Les arguments incarnés de Jonathan Safran Foer.
Je viens de terminer le dernier livre de Jonathan Safran Foer Faut-il manger des animaux? (Éditions de l’Olivier). Élise, qui en a déjà parlé dans sa version originale (Eating Animals) m’a demandé d’en dire quelques mots pour saluer la traduction française. Si j’ai accepté avec enthousiasme, c’est parce que je crois qu’il est hautement recommandable. C’est vraiment le genre de livre que j’ai envie d’offrir à mes amis.
Safran Foer est un jeune romancier américain de 31 ans qui vit à Brooklyn. Il a des lunettes, une femme romancière (Nicole Krauss), deux enfants et une approche très personnelle de la question animale. C’est aussi un formidable raconteur d’histoire. L’originalité de Faut-il manger des animaux? tient peut-être dans ce qu’il s’agit d’un hybride : pas vraiment un essai, ni tout à fait un récit. C’est ce qu’on appelle de la creative non fiction. Ce nouveau genre littéraire consiste à mobiliser les ressources de la narration pour transmettre des informations.
Dans le cas de Safran Foer, l’entreprise est au service d’un engagement en faveur de la cause animale (c’est vraiment de la littérature engagée, politique, au meilleur sens du terme). Et l’entreprise est réussie sur les deux tableaux : 1) ça se lit comme un roman, avec des personnages, de l’action, des brisures de ton, des visites guidées et même quelques touches d’expérimentations postmodernes; 2) on apprend énormément de choses sur l’industrie de la viande, de la sélection génétique des animaux aux conditions d’abatage, de l’élevage industriel aux fermes « bio ». Toutes les données factuelles sont là : conséquences sur la santé humaine, sur l’environnement, sur le bien-être animal. Les sources sont précises, sérieuses et doublement vérifiées (aux États-Unis, le lobby des éleveurs industriels ne plaisante pas : si Safran Foer n’a pas été assigné en justice, c’est qu’il ne dit pas de conneries).

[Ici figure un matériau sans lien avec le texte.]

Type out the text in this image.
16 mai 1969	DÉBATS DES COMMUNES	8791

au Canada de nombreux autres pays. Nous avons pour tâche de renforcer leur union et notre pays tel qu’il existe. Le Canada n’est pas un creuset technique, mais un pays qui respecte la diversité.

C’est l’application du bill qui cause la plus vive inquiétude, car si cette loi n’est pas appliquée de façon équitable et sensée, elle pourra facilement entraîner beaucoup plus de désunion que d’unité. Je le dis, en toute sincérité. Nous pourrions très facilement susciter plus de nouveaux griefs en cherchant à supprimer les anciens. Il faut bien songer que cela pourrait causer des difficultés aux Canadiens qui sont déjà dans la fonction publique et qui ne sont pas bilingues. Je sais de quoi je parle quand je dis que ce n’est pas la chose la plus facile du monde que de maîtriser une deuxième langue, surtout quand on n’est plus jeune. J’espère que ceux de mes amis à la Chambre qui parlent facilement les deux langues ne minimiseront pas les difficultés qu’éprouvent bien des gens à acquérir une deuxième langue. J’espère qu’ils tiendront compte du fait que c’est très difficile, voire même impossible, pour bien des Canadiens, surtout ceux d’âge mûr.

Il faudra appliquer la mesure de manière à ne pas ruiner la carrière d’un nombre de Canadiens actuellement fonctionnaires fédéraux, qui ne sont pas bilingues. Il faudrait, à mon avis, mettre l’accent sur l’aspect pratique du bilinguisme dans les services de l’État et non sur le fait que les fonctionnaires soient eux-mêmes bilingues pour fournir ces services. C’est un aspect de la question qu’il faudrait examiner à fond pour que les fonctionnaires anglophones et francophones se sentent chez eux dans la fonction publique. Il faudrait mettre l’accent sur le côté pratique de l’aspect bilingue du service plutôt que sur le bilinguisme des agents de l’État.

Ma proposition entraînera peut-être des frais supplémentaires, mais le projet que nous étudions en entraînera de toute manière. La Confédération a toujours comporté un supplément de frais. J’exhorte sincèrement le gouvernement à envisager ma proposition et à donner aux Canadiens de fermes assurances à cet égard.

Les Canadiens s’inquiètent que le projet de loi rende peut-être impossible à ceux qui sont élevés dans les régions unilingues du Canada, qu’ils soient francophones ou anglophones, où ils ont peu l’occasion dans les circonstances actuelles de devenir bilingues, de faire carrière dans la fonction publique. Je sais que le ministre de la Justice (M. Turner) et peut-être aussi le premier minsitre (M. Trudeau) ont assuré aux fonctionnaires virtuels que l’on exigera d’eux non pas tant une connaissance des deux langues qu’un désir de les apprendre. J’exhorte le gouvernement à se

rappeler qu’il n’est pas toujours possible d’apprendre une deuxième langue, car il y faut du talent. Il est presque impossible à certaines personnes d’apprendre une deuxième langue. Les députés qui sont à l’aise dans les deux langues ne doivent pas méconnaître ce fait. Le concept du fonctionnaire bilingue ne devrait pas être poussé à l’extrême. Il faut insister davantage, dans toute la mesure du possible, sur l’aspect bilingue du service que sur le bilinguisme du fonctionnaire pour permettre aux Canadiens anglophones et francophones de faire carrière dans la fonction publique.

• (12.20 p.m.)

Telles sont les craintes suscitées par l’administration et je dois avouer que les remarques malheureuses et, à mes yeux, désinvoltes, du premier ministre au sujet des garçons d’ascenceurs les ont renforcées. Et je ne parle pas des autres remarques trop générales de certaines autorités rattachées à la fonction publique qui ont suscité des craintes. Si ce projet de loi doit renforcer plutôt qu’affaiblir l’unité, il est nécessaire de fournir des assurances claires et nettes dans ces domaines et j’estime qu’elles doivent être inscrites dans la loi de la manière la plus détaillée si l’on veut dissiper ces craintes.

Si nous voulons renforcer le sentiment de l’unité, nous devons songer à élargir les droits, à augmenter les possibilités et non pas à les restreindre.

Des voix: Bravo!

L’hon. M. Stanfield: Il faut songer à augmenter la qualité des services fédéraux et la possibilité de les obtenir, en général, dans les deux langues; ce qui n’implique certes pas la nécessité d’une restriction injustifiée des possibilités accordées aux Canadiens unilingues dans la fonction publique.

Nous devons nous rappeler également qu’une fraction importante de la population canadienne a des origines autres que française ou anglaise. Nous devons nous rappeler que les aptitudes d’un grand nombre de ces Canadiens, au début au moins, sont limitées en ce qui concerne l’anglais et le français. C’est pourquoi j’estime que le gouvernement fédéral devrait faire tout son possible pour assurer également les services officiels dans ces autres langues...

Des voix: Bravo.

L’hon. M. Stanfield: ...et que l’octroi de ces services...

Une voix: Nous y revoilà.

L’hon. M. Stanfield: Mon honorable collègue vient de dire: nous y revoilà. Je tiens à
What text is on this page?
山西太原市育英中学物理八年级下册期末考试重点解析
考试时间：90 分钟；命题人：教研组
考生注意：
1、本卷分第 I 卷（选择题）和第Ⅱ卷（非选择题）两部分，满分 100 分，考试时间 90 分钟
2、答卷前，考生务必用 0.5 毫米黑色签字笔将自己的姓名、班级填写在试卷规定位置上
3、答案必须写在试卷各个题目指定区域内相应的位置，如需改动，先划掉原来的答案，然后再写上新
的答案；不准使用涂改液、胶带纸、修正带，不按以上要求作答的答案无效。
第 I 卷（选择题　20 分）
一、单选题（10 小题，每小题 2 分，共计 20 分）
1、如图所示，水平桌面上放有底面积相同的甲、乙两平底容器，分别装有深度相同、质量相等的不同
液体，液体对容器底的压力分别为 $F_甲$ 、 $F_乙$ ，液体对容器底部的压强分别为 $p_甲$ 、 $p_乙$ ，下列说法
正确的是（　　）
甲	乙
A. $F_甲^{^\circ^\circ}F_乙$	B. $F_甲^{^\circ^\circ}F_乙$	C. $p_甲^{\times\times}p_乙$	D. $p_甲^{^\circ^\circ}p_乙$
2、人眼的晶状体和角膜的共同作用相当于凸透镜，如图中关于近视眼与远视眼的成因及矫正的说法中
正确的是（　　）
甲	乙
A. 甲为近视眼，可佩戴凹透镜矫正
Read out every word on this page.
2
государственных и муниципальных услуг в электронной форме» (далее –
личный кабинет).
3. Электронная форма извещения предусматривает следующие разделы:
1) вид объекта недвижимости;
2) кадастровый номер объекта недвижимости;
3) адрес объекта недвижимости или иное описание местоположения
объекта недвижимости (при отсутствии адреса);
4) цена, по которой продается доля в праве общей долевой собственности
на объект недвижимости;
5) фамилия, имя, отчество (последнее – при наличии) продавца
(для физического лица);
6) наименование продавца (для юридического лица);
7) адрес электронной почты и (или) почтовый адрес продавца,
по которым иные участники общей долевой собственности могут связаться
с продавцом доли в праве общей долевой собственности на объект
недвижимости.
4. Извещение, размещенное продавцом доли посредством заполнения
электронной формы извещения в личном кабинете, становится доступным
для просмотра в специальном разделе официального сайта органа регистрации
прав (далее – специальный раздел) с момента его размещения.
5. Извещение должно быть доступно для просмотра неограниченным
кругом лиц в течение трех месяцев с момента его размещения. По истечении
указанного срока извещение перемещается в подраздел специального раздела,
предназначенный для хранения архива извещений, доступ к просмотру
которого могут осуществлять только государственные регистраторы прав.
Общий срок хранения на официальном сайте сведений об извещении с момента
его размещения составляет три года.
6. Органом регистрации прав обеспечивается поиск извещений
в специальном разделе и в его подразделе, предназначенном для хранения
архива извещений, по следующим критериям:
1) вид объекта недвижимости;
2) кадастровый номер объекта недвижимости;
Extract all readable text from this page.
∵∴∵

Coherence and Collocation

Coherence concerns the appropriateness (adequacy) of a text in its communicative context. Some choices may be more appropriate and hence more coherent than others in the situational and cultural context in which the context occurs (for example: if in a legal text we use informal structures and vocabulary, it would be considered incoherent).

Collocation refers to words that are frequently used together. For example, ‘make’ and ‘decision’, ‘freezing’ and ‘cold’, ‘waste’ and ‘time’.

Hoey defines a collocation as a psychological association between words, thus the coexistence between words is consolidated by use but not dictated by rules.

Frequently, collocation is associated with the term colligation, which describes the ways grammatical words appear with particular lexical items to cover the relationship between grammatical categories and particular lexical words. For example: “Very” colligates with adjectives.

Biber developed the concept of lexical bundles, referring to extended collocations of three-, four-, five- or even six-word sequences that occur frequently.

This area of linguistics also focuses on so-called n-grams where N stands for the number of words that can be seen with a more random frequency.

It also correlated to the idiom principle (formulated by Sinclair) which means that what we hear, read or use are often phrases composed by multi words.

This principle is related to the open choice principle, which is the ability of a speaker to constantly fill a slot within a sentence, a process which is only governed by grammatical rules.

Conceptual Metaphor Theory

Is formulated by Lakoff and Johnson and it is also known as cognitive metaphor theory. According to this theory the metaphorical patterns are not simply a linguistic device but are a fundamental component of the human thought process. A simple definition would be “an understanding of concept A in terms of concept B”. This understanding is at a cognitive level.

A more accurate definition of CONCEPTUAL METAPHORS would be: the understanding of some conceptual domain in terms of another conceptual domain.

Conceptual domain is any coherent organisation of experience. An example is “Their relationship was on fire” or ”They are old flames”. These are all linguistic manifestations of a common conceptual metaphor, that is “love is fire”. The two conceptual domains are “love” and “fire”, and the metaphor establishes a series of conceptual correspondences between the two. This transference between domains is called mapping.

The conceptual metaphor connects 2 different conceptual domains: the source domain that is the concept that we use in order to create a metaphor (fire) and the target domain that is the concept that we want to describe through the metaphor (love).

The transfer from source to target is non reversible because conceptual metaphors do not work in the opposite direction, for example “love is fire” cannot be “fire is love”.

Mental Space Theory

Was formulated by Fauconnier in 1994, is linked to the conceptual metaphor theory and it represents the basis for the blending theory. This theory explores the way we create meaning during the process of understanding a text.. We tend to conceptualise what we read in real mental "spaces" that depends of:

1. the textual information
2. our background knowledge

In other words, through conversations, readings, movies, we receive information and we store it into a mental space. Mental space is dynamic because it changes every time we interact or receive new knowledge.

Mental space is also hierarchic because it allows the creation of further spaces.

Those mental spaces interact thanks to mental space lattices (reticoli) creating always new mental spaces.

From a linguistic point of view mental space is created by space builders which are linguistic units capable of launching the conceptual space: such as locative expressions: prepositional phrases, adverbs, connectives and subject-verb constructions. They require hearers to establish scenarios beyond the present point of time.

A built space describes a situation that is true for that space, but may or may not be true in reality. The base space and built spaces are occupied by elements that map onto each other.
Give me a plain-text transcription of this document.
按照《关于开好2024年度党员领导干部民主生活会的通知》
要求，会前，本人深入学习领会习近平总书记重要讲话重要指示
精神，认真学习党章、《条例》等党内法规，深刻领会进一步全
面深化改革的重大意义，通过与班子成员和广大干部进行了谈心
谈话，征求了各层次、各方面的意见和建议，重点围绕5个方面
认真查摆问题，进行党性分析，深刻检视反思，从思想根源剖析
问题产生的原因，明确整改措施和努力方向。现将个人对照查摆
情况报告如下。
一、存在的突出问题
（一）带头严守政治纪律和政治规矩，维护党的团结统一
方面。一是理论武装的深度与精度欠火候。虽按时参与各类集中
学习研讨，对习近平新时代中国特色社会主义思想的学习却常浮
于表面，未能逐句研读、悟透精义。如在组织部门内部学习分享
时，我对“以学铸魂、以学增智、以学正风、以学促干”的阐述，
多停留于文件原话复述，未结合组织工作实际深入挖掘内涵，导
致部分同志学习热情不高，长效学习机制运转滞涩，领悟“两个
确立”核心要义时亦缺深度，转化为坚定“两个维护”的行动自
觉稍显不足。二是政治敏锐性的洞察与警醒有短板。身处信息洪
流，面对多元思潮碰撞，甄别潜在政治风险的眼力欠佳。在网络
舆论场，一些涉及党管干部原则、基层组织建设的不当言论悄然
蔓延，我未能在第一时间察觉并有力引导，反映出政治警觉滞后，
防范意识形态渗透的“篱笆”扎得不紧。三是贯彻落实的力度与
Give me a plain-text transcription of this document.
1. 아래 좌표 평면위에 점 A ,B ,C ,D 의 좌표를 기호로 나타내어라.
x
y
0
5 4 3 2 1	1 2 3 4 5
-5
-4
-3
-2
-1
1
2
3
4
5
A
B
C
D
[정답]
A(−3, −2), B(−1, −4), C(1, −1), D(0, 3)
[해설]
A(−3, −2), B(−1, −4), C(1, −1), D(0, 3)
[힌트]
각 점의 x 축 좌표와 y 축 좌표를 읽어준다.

De ce point de vue, le livre est une excellente manière de découvrir la question animale. Dans le monde de l’édition francophone, c’est même un petit événement, tant le grand public ignore encore le domaine de l’éthique animale. Mais même les lecteurs comme moi, plus familiers avec les arguments en faveur de végétarisme/véganisme, y trouveront matière à penser. Jonathan Safran Foer, qui a étudié la philosophie à Princeton, connaît évidemment bien ses classiques (Singer, Regan, Francione etc… et même Derrida!) mais il parvient surtout à donner de la chaire aux arguments. Il les incarne.
Et c’est probablement cela qui m’a le plus séduit : en parlant à la première personne du singulier et en donnant la parole à des interlocuteurs variés (sa grand mère, des activistes, des éleveurs, des employés d’abattoir), Safran Foer parvient à éviter le livre à thèse ou le manuel de propagande. Même si la position morale de l’auteur est sans ambigüité, ce procédé polyphonique permet de restituer le problème dans toute sa complexité : il s’en dégage un type nuances difficile à saisir par une approche plus classiquement conceptuelle. Et c’est aussi plus fun à lire.
J’aime en particulier sa réflexion sur la dimension culturelle de la viande. Dans quelle mesure opter pout un régime végétarien implique de rompre avec une partie de notre héritage familiale? Peut-on concevoir un Thankgiving sans dinde? Jusqu’où peut-on sacrifier une tradition au bénéfice d’un progrès moral? En se posant ces questions, Safran Foer nous invite à y apporter nos propres réponses. Il nous donne aussi quelqu’un raisons d’espérer : « Quel monde créerions-nous si, trois fois par jour, nous faisions preuve de compassion et de raison quand nous prenons nos repas, si nous avions l’imagination morale et la volonté pragmatique de modifier cet acte de consommation fondamental? » (p.317)
Même si j’aurais très envie de citer le livre en entier, je me contenterai d’un extrait – plus conceptuel que narratif, pour le coup – de l’avant dernier chapitre (p.276-7). Safran Foer y propose une sorte d’armistice entre welfaristes et abolitionnistes qui me semble très louable.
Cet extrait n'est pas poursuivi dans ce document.